I ask. “Maybe until midnight, but you were shivering so much I couldn’t let you stay out there so I moved you and without you out there with me I just couldn’t fall back asleep. So I came out here to practice.” He said. “It looks like you’ve regained control and you got us delicious breakfast, so why do you look so sad?” I ask stuffing my mouth full of a glazed donut while pouring myself a cup of hot coffee and mixing in some creamer. “Well, yeah I seem to have things under control. But after yesterday, you know when you helped me remember stuff; well I think I am remembering things you didn’t tell me. Things you didn’t know and stuff well, I guess I didn’t know I knew about until now.” Sighing he takes my hand and rubs his thumb over the top absent mindedly.

Gavin runs his hands through his hair and stares at the horizon where the clouds are just turning pink. “Zoe, I just…I don’t know if I can be the man you need. I mean there was a time I thought I could, but maybe I’m not the right one. If you had a choice in all of this would you really still choose me?” I swallow hard and almost choke on a piece of croissant. I cough and sputter a bit. He pats my back to be sure I am ok, but then he removes it as quickly as he offered it. I sip my coffee to clear my throat. Tears brim my eyes. Why would he ask me such a question? I already told him that I loved him and I wouldn’t choose anyone else. “If you’re trying to get rid of me boy, you better think again!” I tease him, but his face is too serious. “Gavin, I chose you a long time ago.

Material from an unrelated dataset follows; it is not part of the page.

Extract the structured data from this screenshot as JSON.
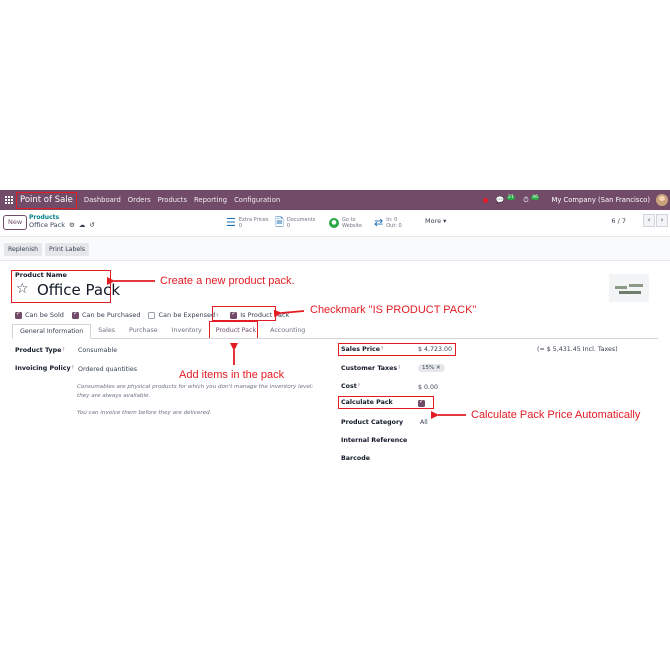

If we weren’t fated to be, I would still have chosen you. Remember I am just now figuring out who I am. When I was human or at least didn’t know I was something else I wanted you then. I always have. I was afraid to tell you.

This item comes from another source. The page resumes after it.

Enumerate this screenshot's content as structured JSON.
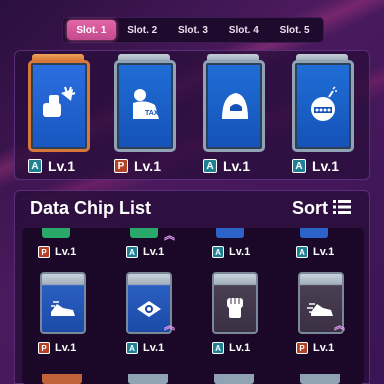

I didn’t know how to tell you. You never dated any girls, hell you never even went on a date, so I figured you felt the same but never said anything. You are the man I need. No matter who or what you are. Look, I know things are crazy and messed up now, but we’ve been there before. Don’t you remember when my dad died? You were the only thing that kept me going. You believed me when no one else did. You saved me. How could I not love you? Why do you doubt me?”

 

“It’s not that. I don’t doubt you. I just want you to have a choice. I want to know that you don’t just love me because of what we are. I want to know you love me because of who I am.” He replies looking me in the eyes. He reaches up and wipes away a tear that has escaped from my eye. His hand lingers on my cheek and I close my eyes and lean into its warmth. “Gav, I would love you even if someone else was my other half. I would doom us all and love you instead. I am just that selfish.” He leans in closer and gently presses his lips to mine.
“I know, I guess I’ve always known.”
He thinks. Quickly he snatches my last donut and shoves it into his mouth all at once. I laugh and slug him in the shoulder while his face is still puffed out like a chipmunk’s. I stand up and start to head inside before he stops me by grabbing my ankle. “Hey, chill out!